Watering a no dig garden
by cakedude - brenda
Watering our new no dig garden sufficiently is our dilemma. It seems like once all the layers are in place the compost almost acts like a seal to keep water from draining evenly down into the straw layer.
How do we keep the lower layers moistened? How much and when do we water?
Also, we're in Arizona. What can we anticipate watering-wise during the summer 110-plus degree days?
A slight waxy watertight barrier sometimes forms on organic matter on the soil surface when it dries out. Whether you're trying to water a no dig garden, or even a lawn or indoor pot plant, you can get this annoying problem of the water running off without soaking in.
To the rescue comes soap. Use a biodegradable laundry powder, mix roughly a small spoonful in a can of water, or sprinkle powder very sparsely over soil. The harmless and (beneficial in small doses) surfactants, carbonates, citrates, silicate and zeolites in it act as wetting agents and have moisture retention properties.
Also make sure your garden has a good top mulch layer. This should be organic, reasonably dried — straw, leaves, grass, or any mix which can include bark, pine needles, shredded branches, corn husks etc.
Watering the layers of your no dig garden as you put them down saves some effort later, and then it's important to keep plants growing and healthy by not letting the soil dry out. The mulch and layers of humus and in fact all the materials that go into building your garden will create a rich growing medium with good water retention abilities.
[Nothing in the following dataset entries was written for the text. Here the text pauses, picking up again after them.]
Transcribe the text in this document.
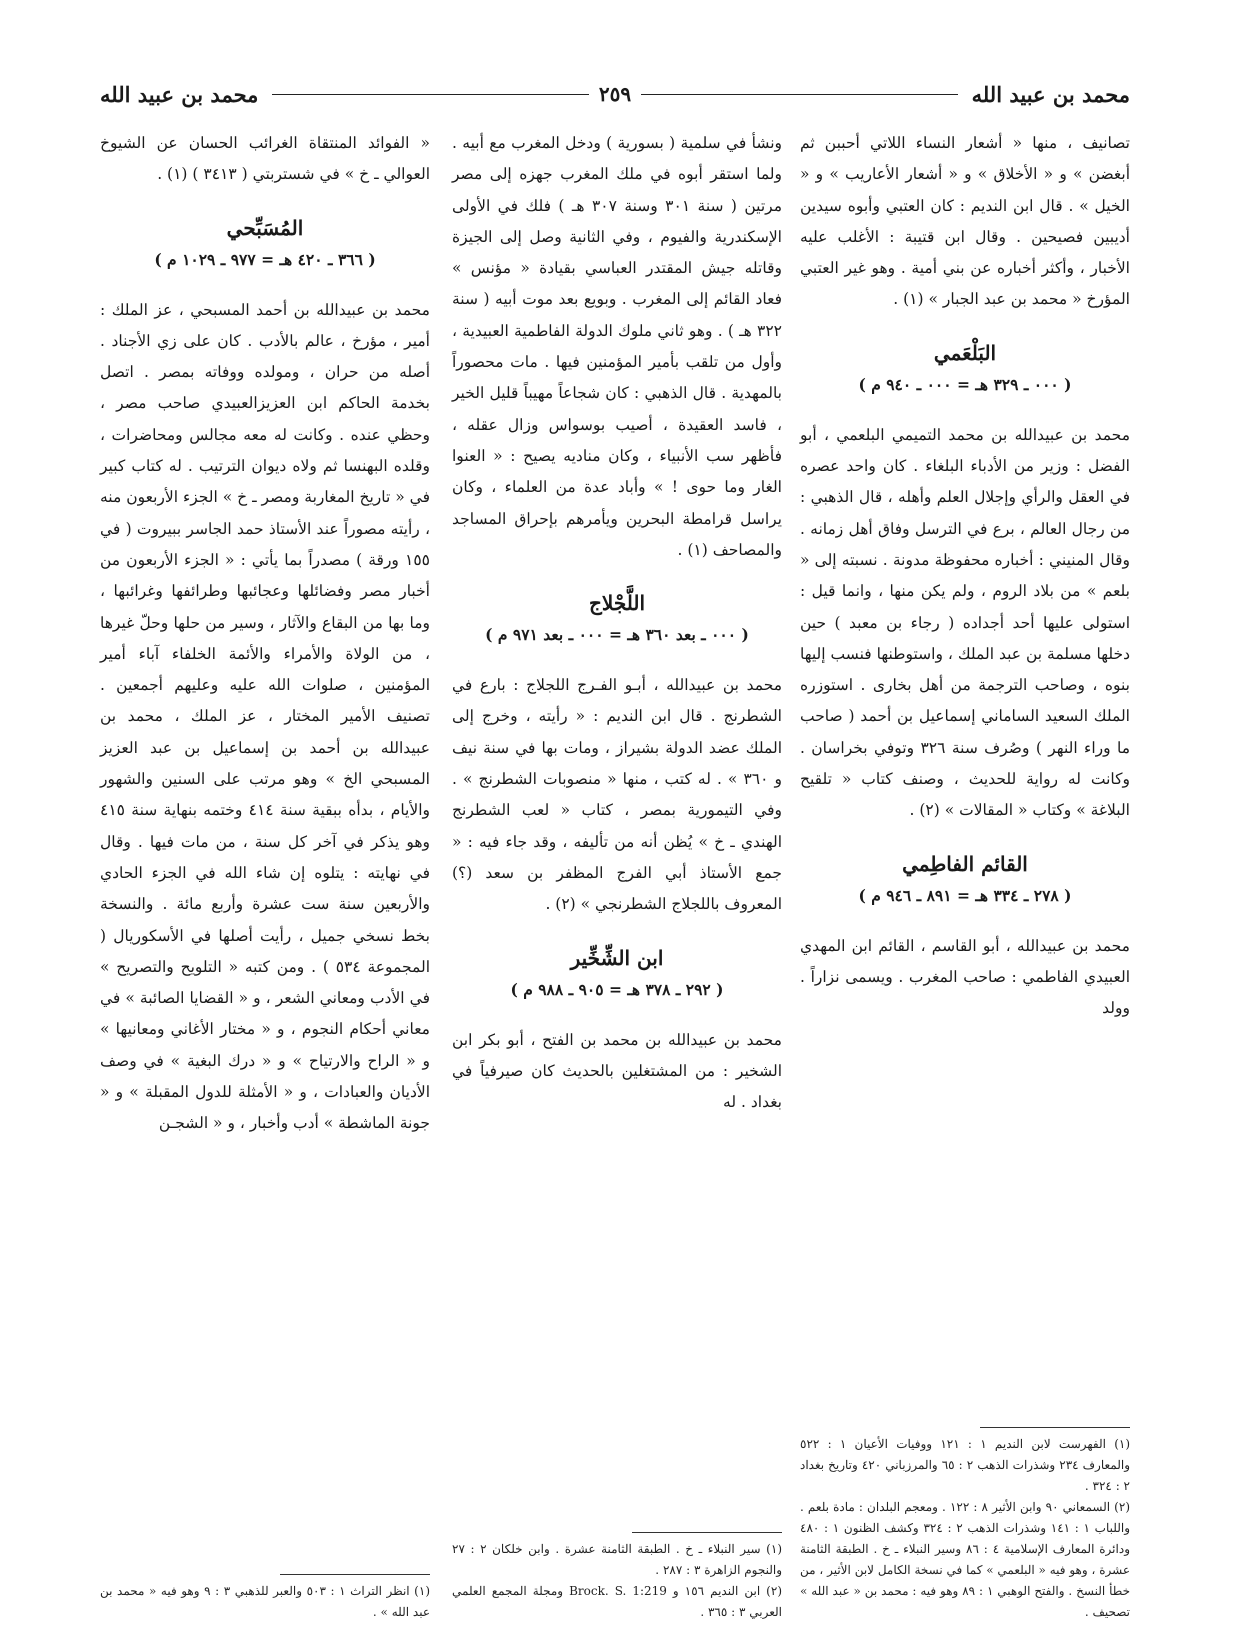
محمد بن عبيد الله
٢٥٩
محمد بن عبيد الله

تصانيف ، منها « أشعار النساء اللاتي أحببن ثم أبغضن » و « الأخلاق » و « أشعار الأعاريب » و « الخيل » . قال ابن النديم : كان العتبي وأبوه سيدين أديبين فصيحين . وقال ابن قتيبة : الأغلب عليه الأخبار ، وأكثر أخباره عن بني أمية . وهو غير العتبي المؤرخ « محمد بن عبد الجبار » (١) .

البَلْعَمي
( ٠٠٠ ـ ٣٢٩ هـ = ٠٠٠ ـ ٩٤٠ م )

محمد بن عبيدالله بن محمد التميمي البلعمي ، أبو الفضل : وزير من الأدباء البلغاء . كان واحد عصره في العقل والرأي وإجلال العلم وأهله ، قال الذهبي : من رجال العالم ، برع في الترسل وفاق أهل زمانه . وقال المنيني : أخباره محفوظة مدونة . نسبته إلى « بلعم » من بلاد الروم ، ولم يكن منها ، وانما قيل : استولى عليها أحد أجداده ( رجاء بن معبد ) حين دخلها مسلمة بن عبد الملك ، واستوطنها فنسب إليها بنوه ، وصاحب الترجمة من أهل بخارى . استوزره الملك السعيد الساماني إسماعيل بن أحمد ( صاحب ما وراء النهر ) وصُرف سنة ٣٢٦ وتوفي بخراسان . وكانت له رواية للحديث ، وصنف كتاب « تلقيح البلاغة » وكتاب « المقالات » (٢) .

القائم الفاطِمي
( ٢٧٨ ـ ٣٣٤ هـ = ٨٩١ ـ ٩٤٦ م )

محمد بن عبيدالله ، أبو القاسم ، القائم ابن المهدي العبيدي الفاطمي : صاحب المغرب . ويسمى نزاراً . وولد

(١) الفهرست لابن النديم ١ : ١٢١ ووفيات الأعيان ١ : ٥٢٢ والمعارف ٢٣٤ وشذرات الذهب ٢ : ٦٥ والمرزباني ٤٢٠ وتاريخ بغداد ٢ : ٣٢٤ .

(٢) السمعاني ٩٠ وابن الأثير ٨ : ١٢٢ . ومعجم البلدان : مادة بلعم . واللباب ١ : ١٤١ وشذرات الذهب ٢ : ٣٢٤ وكشف الظنون ١ : ٤٨٠ ودائرة المعارف الإسلامية ٤ : ٨٦ وسير النبلاء ـ خ . الطبقة الثامنة عشرة ، وهو فيه « البلعمي » كما في نسخة الكامل لابن الأثير ، من خطأ النسخ . والفتح الوهبي ١ : ٨٩ وهو فيه : محمد بن « عبد الله » تصحيف .

ونشأ في سلمية ( بسورية ) ودخل المغرب مع أبيه . ولما استقر أبوه في ملك المغرب جهزه إلى مصر مرتين ( سنة ٣٠١ وسنة ٣٠٧ هـ ) فلك في الأولى الإسكندرية والفيوم ، وفي الثانية وصل إلى الجيزة وقاتله جيش المقتدر العباسي بقيادة « مؤنس » فعاد القائم إلى المغرب . وبويع بعد موت أبيه ( سنة ٣٢٢ هـ ) . وهو ثاني ملوك الدولة الفاطمية العبيدية ، وأول من تلقب بأمير المؤمنين فيها . مات محصوراً بالمهدية . قال الذهبي : كان شجاعاً مهيباً قليل الخير ، فاسد العقيدة ، أصيب بوسواس وزال عقله ، فأظهر سب الأنبياء ، وكان مناديه يصيح : « العنوا الغار وما حوى ! » وأباد عدة من العلماء ، وكان يراسل قرامطة البحرين ويأمرهم بإحراق المساجد والمصاحف (١) .

اللَّجْلاج
( ٠٠٠ ـ بعد ٣٦٠ هـ = ٠٠٠ ـ بعد ٩٧١ م )

محمد بن عبيدالله ، أبـو الفـرج اللجلاج : بارع في الشطرنج . قال ابن النديم : « رأيته ، وخرج إلى الملك عضد الدولة بشيراز ، ومات بها في سنة نيف و ٣٦٠ » . له كتب ، منها « منصوبات الشطرنج » . وفي التيمورية بمصر ، كتاب « لعب الشطرنج الهندي ـ خ » يُظن أنه من تأليفه ، وقد جاء فيه : « جمع الأستاذ أبي الفرج المظفر بن سعد (؟) المعروف باللجلاج الشطرنجي » (٢) .

ابن الشِّخِّير
( ٢٩٢ ـ ٣٧٨ هـ = ٩٠٥ ـ ٩٨٨ م )

محمد بن عبيدالله بن محمد بن الفتح ، أبو بكر ابن الشخير : من المشتغلين بالحديث كان صيرفياً في بغداد . له

(١) سير النبلاء ـ خ . الطبقة الثامنة عشرة . وابن خلكان ٢ : ٢٧ والنجوم الزاهرة ٣ : ٢٨٧ .

(٢) ابن النديم ١٥٦ و Brock. S. 1:219 ومجلة المجمع العلمي العربي ٣ : ٣٦٥ .

« الفوائد المنتقاة الغرائب الحسان عن الشيوخ العوالي ـ خ » في شستربتي ( ٣٤١٣ ) (١) .

المُسَبِّحي
( ٣٦٦ ـ ٤٢٠ هـ = ٩٧٧ ـ ١٠٢٩ م )

محمد بن عبيدالله بن أحمد المسبحي ، عز الملك : أمير ، مؤرخ ، عالم بالأدب . كان على زي الأجناد . أصله من حران ، ومولده ووفاته بمصر . اتصل بخدمة الحاكم ابن العزيزالعبيدي صاحب مصر ، وحظي عنده . وكانت له معه مجالس ومحاضرات ، وقلده البهنسا ثم ولاه ديوان الترتيب . له كتاب كبير في « تاريخ المغاربة ومصر ـ خ » الجزء الأربعون منه ، رأيته مصوراً عند الأستاذ حمد الجاسر ببيروت ( في ١٥٥ ورقة ) مصدراً بما يأتي : « الجزء الأربعون من أخبار مصر وفضائلها وعجائبها وطرائفها وغرائبها ، وما بها من البقاع والآثار ، وسير من حلها وحلّ غيرها ، من الولاة والأمراء والأئمة الخلفاء آباء أمير المؤمنين ، صلوات الله عليه وعليهم أجمعين . تصنيف الأمير المختار ، عز الملك ، محمد بن عبيدالله بن أحمد بن إسماعيل بن عبد العزيز المسبحي الخ » وهو مرتب على السنين والشهور والأيام ، بدأه ببقية سنة ٤١٤ وختمه بنهاية سنة ٤١٥ وهو يذكر في آخر كل سنة ، من مات فيها . وقال في نهايته : يتلوه إن شاء الله في الجزء الحادي والأربعين سنة ست عشرة وأربع مائة . والنسخة بخط نسخي جميل ، رأيت أصلها في الأسكوريال ( المجموعة ٥٣٤ ) . ومن كتبه « التلويح والتصريح » في الأدب ومعاني الشعر ، و « القضايا الصائبة » في معاني أحكام النجوم ، و « مختار الأغاني ومعانيها » و « الراح والارتياح » و « درك البغية » في وصف الأديان والعبادات ، و « الأمثلة للدول المقبلة » و « جونة الماشطة » أدب وأخبار ، و « الشجـن

(١) انظر التراث ١ : ٥٠٣ والعبر للذهبي ٣ : ٩ وهو فيه « محمد بن عبد الله » .
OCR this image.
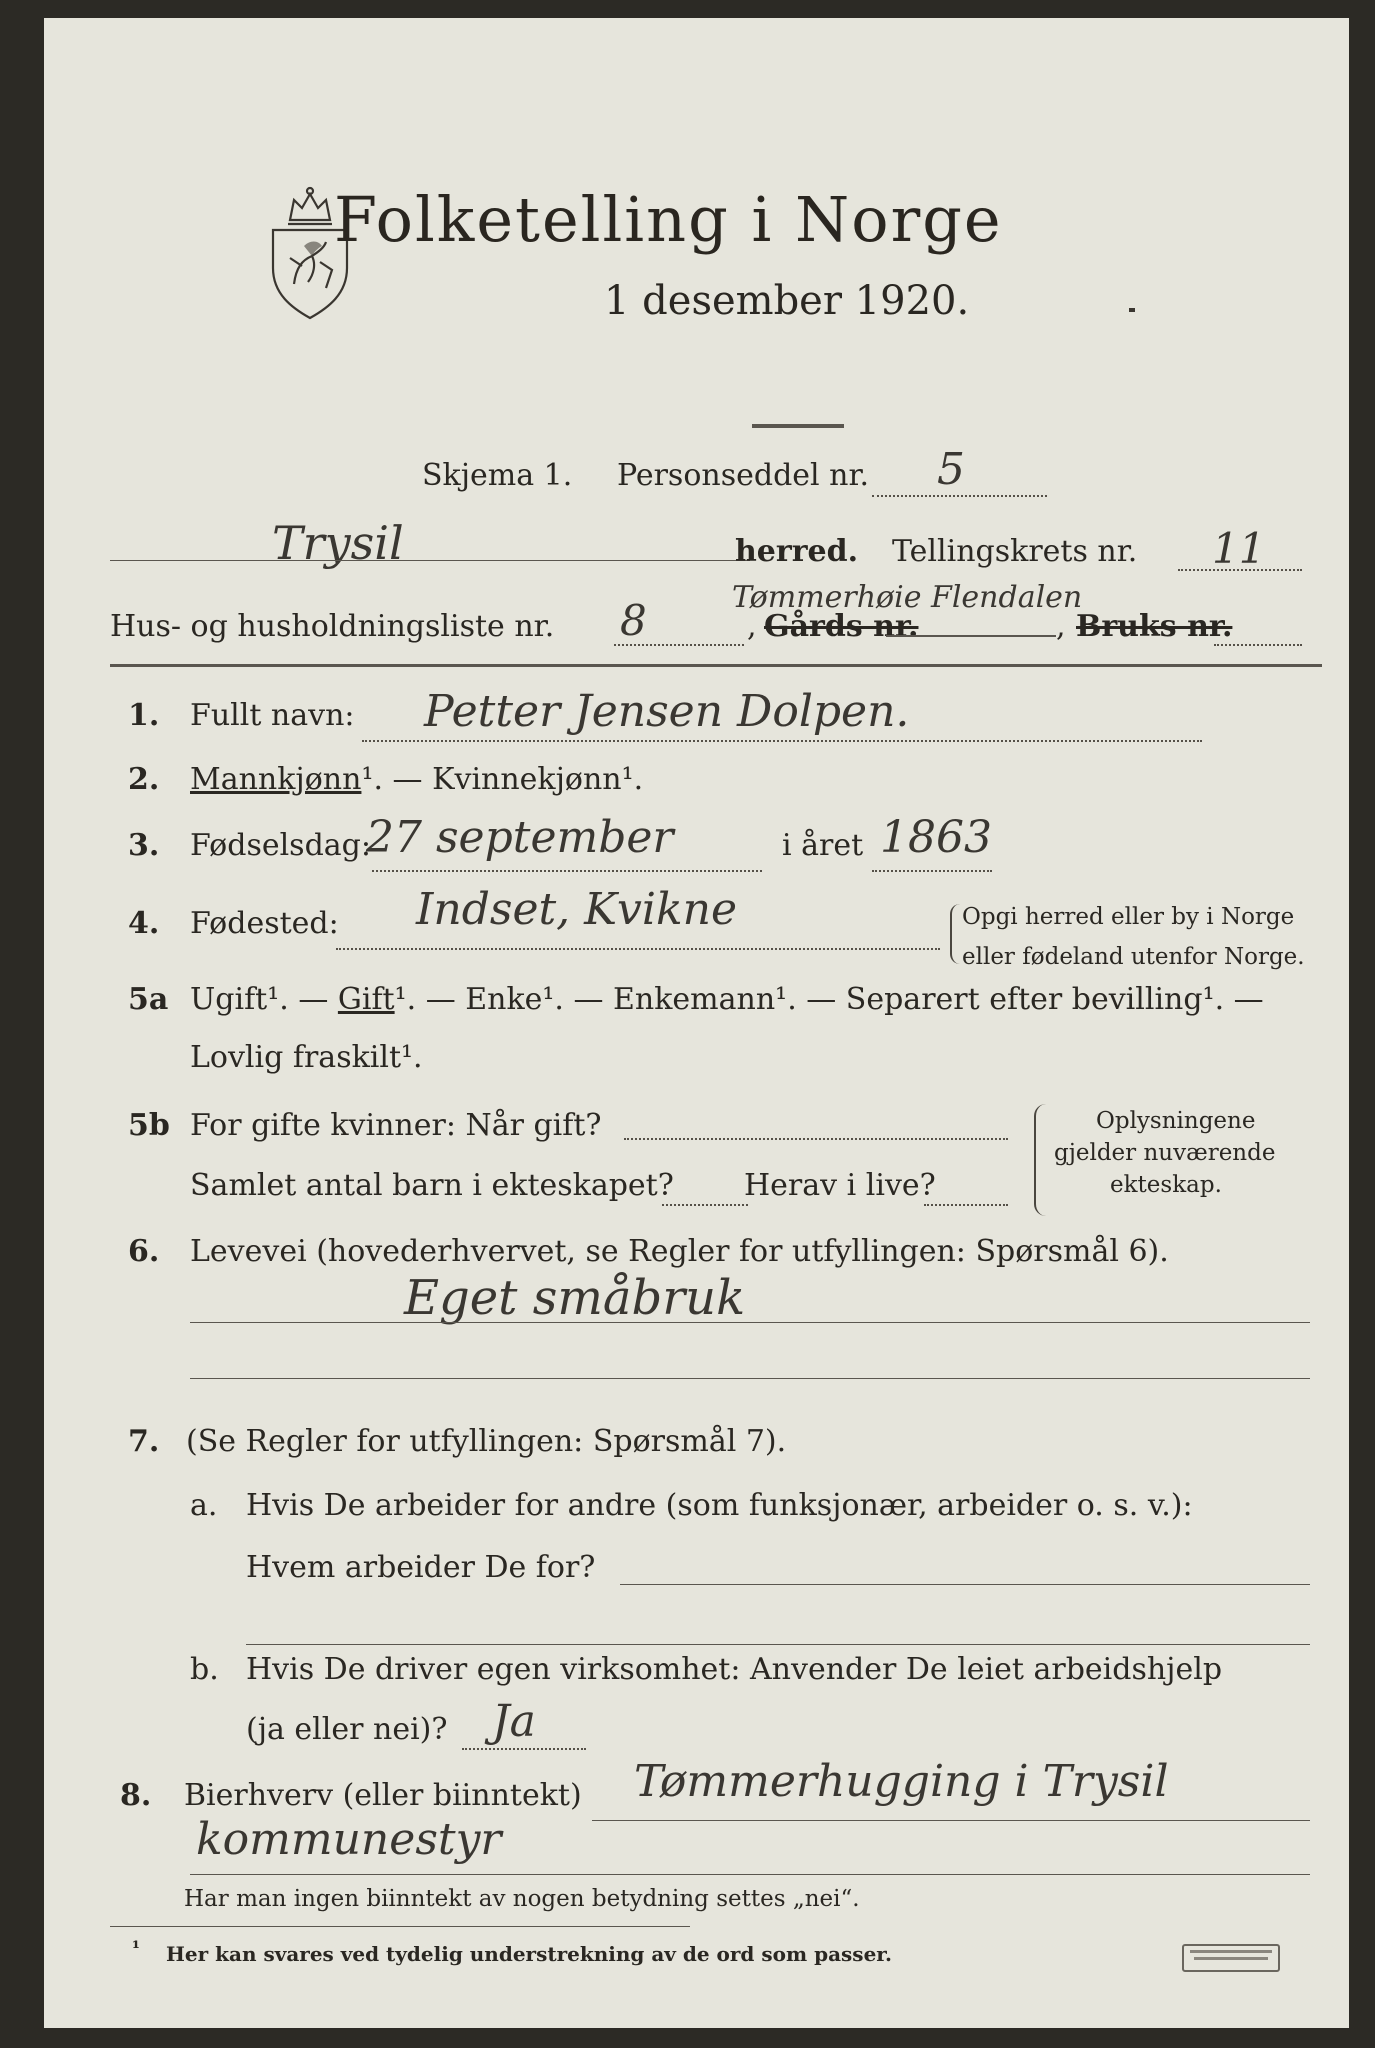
Folketelling i Norge
1 desember 1920.
Skjema 1. Personseddel nr. 5
Trysil	herred. Tellingskrets nr. 11
Hus- og husholdningsliste nr. 8	, Gårds nr.
Tømmerhøie Flendalen
, Bruks nr.
1. Fullt navn: Petter Jensen Dolpen.
2. Mannkjønn¹. — Kvinnekjønn¹.
3. Fødselsdag:
27 september	i året 1863
4. Fødested: Indset, Kvikne	Opgi herred eller by i Norge
eller fødeland utenfor Norge.
5a Ugift¹. — Gift¹. — Enke¹. — Enkemann¹. — Separert efter bevilling¹. —
Lovlig fraskilt¹.
5b For gifte kvinner: Når gift?
Samlet antal barn i ekteskapet? Herav i live?
Oplysningene
gjelder nuværende
ekteskap.
6. Levevei (hovederhvervet, se Regler for utfyllingen: Spørsmål 6).
Eget småbruk
7. (Se Regler for utfyllingen: Spørsmål 7).
a. Hvis De arbeider for andre (som funksjonær, arbeider o. s. v.):
Hvem arbeider De for?
b. Hvis De driver egen virksomhet: Anvender De leiet arbeidshjelp
(ja eller nei)? Ja
8. Bierhverv (eller biinntekt) Tømmerhugging i Trysil
kommunestyr
Har man ingen biinntekt av nogen betydning settes „nei“.
¹ Her kan svares ved tydelig understrekning av de ord som passer.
When watering a no dig garden, give it a good deep soak, preferably early morning before the sun evaporates the water as you put it on. Don't give little sprinkles every day as that just encourages shallow plant roots. If practical, lay soaker hoses through your garden and drip feed water every few days.
Seeds and seedlings need constant moisture, but established plants will have deeper roots, so even if the surface is dry, as long as the soil is moist about 3 cms (1 inch) below the surface, then no need to water that day. Poke your finger in and test — in the soil under the mulch.
As a very rough guide, space out some cans or containers around if you've got a sprinkler on, and when there's at least 3cms (1 inch plus) that should be enough. Again, poke your finger in or dig down with a trowel and make sure there's plenty of moisture in the deeper layer, where all the roots are.
Many gardeners when watering a garden, practice an intermittent system that encourages water to go deep. To do this turn on your sprinkler for say, 30 minutes or 1 hour or about the length of time it takes to fill 1-2cm of water in containers. Then turn off and come back and finish watering later, or use an irrigation timer to turn on and off.
This allows the soil to "breathe" and the water to sink downwards without running off. Otherwise continuous flooding of the top layer can cause an anaerobic condition, blocking the pore spaces in the soil and even killing off the tiny root hairs that are useful for rapid absorption of moisture and nutrients.
The magnificent book "Roots Demystified" by Robert Kourik, explains all this information and vastly more. I find his book better than any gripping novel to have on my bedside table! Go to Roots Demystified
to have a look.
Arizona... 110 plus degrees, crikey! That's tough weather, so you'll have to source the most suitable plant varieties that are native or bred to withstand your climate.